Нескольно дней спустя происходит новое наступление. Максим в числе «без вести пропавших». И скоро отец узнает, что он убит. Внезапно сознает он его последние слова, скрывавшиеся под молчанием, его начинает мучить непроизнесенное. Он запирается в своей комнате: впервые он остается наедине со своей совестью. Он начинает спрашивать себя, где правда, и в течение долгой ночи проходит со своей душой долгий путь в Дамаск. Кусок за куском срывает он покровы лжи, которыми был окутан, пока не предстает в наготе перед самим собой. Глубоко в кожу въелись предрассудки, с кровью приходится ему отдирать их, — предрассудок родины, предрассудок солидарности, — но наконец он познает: есть лишь одна правда, одна святыня — жизнь. Его изнуряют лихорадочные поиски, они пожирают в нем прежнего человека: наутро он стал иным. Он исцелен.
Здесь собственно и начинается трагедия, та борьба, которую Роллан всегда ощущает как единственно важную в жизни, больше того — как саму жизнь: борьба человека за собственную, лично ему принадлежащую истину. Клерамбо освобождает свою душу от всего того, что насильственно вселилось в нее благодаря огромному давлению эпохи, но познание истины лишь первая ступень: кто ее знает и умалчивает о ней, тот более виновен, чем бессознательно пребывающий в своем заблуждении. Познание не имеет значения, пока оно не стало исповеданием; недостаточно, подобно Будде, познав, холодно созерцать безумие мире с замкнутыми устами и неподвижным взором: в час раздумья вспоминает Клерамбо о другом индийском святом, Бодисатве, поклявшемся только тогда уйти в потусторонность, когда он освободит мир и людей от их страданий. И в тот миг, когда он устремляется на помощь людям, начинается его борьба с людьми.

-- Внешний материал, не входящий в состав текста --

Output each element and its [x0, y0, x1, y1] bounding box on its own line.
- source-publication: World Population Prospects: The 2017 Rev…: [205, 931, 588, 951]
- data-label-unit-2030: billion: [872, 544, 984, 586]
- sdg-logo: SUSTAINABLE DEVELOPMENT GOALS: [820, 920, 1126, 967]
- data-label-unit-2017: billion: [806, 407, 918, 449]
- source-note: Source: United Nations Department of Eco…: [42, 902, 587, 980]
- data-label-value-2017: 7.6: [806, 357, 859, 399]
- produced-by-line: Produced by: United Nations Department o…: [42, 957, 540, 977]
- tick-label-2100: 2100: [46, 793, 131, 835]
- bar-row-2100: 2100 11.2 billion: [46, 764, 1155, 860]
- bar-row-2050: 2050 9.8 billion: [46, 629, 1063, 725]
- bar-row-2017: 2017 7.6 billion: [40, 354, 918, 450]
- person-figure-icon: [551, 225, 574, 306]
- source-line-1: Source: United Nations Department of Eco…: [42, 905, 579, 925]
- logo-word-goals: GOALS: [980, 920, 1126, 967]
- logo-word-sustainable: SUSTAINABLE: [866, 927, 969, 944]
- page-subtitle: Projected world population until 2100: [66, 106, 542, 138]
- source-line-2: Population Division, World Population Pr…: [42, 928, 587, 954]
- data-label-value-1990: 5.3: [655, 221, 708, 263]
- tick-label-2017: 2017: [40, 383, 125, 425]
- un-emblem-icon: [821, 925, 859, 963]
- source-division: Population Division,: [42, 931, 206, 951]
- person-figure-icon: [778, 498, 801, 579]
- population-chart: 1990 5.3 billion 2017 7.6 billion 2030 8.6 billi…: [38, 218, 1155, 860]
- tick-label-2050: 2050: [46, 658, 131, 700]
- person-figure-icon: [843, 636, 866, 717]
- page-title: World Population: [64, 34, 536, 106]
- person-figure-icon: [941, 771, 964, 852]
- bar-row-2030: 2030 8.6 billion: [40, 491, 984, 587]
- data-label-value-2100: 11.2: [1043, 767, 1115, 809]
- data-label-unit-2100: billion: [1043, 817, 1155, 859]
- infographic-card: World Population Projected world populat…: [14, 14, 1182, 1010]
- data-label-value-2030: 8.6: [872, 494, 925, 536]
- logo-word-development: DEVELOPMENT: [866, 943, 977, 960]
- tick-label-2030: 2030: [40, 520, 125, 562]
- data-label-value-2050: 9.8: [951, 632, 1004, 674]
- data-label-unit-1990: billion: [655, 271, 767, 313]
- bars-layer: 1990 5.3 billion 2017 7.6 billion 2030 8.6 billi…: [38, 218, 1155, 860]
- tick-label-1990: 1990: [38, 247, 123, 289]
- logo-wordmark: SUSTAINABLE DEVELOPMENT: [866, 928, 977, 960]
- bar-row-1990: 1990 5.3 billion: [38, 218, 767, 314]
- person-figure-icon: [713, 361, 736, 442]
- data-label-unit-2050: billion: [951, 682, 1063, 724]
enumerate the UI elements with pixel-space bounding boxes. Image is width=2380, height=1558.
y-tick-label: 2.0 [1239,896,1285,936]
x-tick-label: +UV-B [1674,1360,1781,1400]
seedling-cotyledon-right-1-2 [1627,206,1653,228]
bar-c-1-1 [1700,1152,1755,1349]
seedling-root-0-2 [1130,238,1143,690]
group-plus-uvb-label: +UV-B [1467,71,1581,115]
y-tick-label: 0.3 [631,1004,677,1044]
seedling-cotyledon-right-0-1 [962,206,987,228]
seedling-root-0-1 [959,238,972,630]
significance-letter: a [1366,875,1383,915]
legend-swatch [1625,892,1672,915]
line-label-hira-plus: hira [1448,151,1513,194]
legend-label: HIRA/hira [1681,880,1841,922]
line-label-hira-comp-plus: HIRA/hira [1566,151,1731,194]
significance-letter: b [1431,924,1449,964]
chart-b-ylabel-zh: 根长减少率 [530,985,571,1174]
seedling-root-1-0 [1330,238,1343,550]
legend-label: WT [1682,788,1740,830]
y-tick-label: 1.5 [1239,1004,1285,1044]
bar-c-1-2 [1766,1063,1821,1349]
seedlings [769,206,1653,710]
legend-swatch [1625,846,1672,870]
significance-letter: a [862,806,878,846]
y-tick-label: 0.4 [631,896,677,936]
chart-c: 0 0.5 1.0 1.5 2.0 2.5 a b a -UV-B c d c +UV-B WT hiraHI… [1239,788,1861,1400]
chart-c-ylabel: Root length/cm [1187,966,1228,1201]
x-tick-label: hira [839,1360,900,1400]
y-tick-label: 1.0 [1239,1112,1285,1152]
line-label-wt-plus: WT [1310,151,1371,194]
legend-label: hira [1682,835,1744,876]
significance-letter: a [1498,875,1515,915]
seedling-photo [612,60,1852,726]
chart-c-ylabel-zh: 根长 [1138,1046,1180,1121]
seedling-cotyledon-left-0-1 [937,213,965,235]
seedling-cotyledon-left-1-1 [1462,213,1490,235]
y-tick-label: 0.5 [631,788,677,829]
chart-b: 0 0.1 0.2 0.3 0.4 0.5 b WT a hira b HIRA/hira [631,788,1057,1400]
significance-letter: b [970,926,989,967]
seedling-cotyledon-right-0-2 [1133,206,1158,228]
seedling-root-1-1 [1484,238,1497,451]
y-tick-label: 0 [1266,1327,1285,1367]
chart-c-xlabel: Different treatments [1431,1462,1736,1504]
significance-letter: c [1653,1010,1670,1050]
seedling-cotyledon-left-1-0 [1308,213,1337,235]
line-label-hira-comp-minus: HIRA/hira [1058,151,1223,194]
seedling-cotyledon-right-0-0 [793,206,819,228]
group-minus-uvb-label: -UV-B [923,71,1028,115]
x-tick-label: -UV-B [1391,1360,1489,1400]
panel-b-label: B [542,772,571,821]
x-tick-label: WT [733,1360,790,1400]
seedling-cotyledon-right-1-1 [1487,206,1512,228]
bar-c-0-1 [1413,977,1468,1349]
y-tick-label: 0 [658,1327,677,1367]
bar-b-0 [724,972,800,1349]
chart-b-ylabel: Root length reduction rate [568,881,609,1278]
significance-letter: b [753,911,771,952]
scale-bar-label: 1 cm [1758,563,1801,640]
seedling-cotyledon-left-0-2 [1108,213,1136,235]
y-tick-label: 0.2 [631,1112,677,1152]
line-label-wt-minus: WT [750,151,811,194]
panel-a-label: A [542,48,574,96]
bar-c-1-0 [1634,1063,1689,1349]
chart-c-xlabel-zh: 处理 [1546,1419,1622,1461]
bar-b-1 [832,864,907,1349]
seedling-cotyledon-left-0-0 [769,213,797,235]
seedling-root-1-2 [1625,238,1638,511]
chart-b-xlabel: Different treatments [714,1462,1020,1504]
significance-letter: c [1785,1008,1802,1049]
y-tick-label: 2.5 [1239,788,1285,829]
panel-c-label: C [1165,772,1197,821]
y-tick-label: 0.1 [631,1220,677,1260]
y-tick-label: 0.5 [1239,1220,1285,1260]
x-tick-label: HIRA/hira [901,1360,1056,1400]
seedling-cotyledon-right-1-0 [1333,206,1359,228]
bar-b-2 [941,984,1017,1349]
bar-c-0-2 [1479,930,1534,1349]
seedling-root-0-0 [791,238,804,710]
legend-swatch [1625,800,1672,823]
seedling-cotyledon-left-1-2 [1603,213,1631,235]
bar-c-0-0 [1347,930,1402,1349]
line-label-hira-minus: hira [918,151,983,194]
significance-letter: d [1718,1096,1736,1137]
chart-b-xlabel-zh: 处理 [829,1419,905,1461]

И внезапно он становится «1’ип contre tous», одним против всех, из надломленного, неуверенного человека вырастает характер, героический человек. Он одинок, как Жан-Кристоф, даже более одинок, ибо того окружает музыка и в экстазе творчества к гению приходят и воля и сила. Лишенный гениальности, Клерамбо никого не имеет, кроме себя самого, друзья его покидают, семья стыдится его, общественное мнение набрасывается на наглеца, который хочет вырваться из-под его власти и остается свободным от его безумия. Дело, им защищаемое, незримо: это его убеждения. Чем дальше он идет, тем холоднее его одиночество, тем горячее окружающая его ненависть, пока наконец он, мученик истины, не платит жизнью за свою веру.
На первый взгляд эта «история свободомыслящего человека» представляется романом о современности, сведением счетов с войной; но подобно «Жану-Кристофу» эта картина жизни является чем-то бесконечно большим: борьбой не за или против чего-то единичного в жизни, а борьбой за жизнь в целом, исчерпывающее сведение счетов с миром, подобного которому не производил ни один художник. Только улетучилась какая-то часть наивной, бурной веры Жана-Кристофа, пылающий энтузиазм творца умерен до трагической мудрости познающего. Жан-Кристоф еще восклицал: «Жизнь — трагедия! Ура!» — здесь же не хватает этого бурного и бодрящего «ура». Познание стало более страстным, но в то же время более чистым, ясным, логичным, более одухотворенным и просветленным. Ибо как раз во время войны вера Роллана в человечество как в массу была трагически поколеблена. Еще сохранилась, еще сильна в нем вера в жизнь, но это уже не вера в человечество. Роллан понял, что человечество хочет быть обманутым, что стремление к свободе в нем часто показное, в действительности же оно радо освободиться от всякой духовной ответственности и спастись в темном рабстве массового безумия. Он понял, что воодушевляющая его ложь дороже ему, чем отрезвляющая истина; и Клерамбо выражает все свое смирение и покорность судьбе в словах: «Людям помочь нельзя, их можно только любить». Доверие к «легко соблазняемым» массам уступило место глубокой жалости к человечеству, и опять — в который раз! — восторг вечно верующего обращается к великим одиноким людям, живущим ради человечества и ради него гибнущим, к вневременным, вненациональным героям. То, что Роллан однажды показал на примере Бетховена, Микеланджело и позднее Жана-Кристофа, то теперь в образе Клерамбо он возвышает до прекраснейшей трагической формы: он показывает, как этот человек, побуждаемый глубочайшей правдой своей природы, действует ради всех и как по необходимости он должен быть «l’un contre tous» — одним против всех. Но для того, чтобы любить человечество, нужен образ подлинного человека, для того чтобы поверить, что борьба за жизнь имеет свой смысл и свою красоту, нужен герой: поэтому никогда произведение, возникшее из кажущегося смирения, не служило более чистым выражением вечного идеализма своего творца.